|Photoblog of Hans Eder|
Many visitors to Vienna wish to visit a Heurigen (wine tavern). Heuriger means "this year's wine", and the Heurigen began as a way for winemakers to offer tastings of their new wine with a few nibbles, and hopefully sell a few bottles. With the advent of mass tourism, Heurigen evolved into year-round ventures serving full meals, often accompanied by traditional Viennese Schrammel music played on the accordion and violin.
The best known area is Grinzing (end station of the streetcar line #38, but other areas such as Nussdorf , Sievering and Neustift have nice places too. Part of the fun of visiting Heurigen is to take a tram or bus out to the suburbs and wander round looking for a likely place.
Unless you have made a reservation , just walk in a place and have a look- if you like it seat yourself. The waiter will take your drink order and keep a running tab which you pay at the end of the evening. Wines are usually sold open, and bought by the glass - an achterl (1/8 litre), or a viertel (1/4 litre), or by a half-litre carafe.
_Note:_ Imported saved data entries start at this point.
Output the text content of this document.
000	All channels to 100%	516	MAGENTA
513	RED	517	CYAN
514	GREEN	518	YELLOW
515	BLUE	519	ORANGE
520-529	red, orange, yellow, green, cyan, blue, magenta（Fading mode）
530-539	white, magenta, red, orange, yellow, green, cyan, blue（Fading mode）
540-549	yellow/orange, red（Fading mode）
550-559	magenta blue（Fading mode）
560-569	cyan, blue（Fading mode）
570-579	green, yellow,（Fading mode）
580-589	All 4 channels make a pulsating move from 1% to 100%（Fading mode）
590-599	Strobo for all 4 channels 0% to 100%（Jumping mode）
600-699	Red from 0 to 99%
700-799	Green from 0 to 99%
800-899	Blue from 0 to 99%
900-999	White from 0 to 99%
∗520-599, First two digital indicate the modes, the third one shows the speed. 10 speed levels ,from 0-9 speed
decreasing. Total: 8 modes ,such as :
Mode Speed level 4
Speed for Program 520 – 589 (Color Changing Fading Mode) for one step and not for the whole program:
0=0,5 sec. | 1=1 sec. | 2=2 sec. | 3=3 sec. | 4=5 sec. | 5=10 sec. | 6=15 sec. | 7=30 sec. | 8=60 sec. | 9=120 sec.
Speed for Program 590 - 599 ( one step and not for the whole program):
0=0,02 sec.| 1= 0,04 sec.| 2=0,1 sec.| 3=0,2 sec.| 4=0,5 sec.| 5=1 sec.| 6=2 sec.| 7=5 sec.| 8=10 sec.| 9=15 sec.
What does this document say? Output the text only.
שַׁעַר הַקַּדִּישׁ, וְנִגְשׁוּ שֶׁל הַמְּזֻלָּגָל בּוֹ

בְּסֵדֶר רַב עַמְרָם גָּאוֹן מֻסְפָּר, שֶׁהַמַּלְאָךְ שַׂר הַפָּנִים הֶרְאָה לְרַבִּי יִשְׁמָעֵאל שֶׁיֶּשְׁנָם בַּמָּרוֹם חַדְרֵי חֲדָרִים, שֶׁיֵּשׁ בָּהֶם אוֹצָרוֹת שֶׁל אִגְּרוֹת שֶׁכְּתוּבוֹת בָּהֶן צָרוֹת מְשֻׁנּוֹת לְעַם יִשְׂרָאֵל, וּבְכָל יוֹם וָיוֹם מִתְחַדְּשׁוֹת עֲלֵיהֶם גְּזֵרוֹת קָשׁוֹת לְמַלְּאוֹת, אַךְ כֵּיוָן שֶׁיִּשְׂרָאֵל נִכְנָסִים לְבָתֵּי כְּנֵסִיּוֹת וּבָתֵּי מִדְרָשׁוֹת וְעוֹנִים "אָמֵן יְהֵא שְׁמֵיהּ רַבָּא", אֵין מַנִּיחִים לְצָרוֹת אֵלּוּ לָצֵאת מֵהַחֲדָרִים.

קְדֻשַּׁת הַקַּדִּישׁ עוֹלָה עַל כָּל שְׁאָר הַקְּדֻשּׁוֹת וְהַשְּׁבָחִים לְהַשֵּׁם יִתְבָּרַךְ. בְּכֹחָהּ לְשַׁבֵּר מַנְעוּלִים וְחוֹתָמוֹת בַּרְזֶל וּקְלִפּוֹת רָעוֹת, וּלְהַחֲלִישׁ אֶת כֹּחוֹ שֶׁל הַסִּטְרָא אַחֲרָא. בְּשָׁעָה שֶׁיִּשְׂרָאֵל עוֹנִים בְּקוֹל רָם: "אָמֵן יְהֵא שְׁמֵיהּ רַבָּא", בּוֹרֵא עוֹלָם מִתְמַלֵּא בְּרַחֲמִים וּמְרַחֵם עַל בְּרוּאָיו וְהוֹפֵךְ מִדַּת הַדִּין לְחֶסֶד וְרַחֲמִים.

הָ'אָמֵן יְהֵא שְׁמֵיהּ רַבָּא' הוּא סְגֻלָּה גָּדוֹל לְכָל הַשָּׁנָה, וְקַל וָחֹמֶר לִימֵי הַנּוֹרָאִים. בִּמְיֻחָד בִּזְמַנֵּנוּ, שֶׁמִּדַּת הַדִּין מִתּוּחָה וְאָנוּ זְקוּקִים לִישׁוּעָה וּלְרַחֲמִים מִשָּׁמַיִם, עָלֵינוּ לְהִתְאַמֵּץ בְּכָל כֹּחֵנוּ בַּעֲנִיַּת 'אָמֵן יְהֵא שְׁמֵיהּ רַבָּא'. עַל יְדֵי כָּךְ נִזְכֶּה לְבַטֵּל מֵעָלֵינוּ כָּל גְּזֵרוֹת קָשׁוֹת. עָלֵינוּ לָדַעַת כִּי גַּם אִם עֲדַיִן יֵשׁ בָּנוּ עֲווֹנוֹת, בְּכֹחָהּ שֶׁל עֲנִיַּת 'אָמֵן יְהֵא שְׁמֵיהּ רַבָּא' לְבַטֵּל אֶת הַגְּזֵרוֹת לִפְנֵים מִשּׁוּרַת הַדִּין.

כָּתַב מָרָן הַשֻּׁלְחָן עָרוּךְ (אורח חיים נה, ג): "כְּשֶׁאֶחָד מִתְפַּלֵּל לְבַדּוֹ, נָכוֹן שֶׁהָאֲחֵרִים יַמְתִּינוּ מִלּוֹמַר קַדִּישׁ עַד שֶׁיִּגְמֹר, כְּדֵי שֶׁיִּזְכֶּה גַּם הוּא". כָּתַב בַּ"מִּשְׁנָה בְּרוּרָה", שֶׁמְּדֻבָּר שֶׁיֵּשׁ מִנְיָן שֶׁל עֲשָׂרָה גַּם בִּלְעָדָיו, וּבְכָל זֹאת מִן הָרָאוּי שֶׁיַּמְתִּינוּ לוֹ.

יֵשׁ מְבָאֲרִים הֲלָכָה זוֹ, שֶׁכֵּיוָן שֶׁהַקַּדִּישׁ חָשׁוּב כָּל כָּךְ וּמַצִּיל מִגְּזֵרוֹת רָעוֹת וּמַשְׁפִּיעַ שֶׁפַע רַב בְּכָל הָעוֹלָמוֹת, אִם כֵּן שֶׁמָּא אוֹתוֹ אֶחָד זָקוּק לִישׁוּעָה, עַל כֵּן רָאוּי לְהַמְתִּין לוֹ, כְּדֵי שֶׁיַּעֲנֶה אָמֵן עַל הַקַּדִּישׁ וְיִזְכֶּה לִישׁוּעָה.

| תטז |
Most places also have a selection of bottled wines. Waiters generally will not interrupt your evening, so when you want to order more or pay up ("Zahlen bitte!"), you will need to attract their attention.
Many only serve drinks at your table, and for food you must visit the buffet (sorry not all you can eat) food is nicely displayed- often you pay by weight of the meat or salad you buy- not expensive.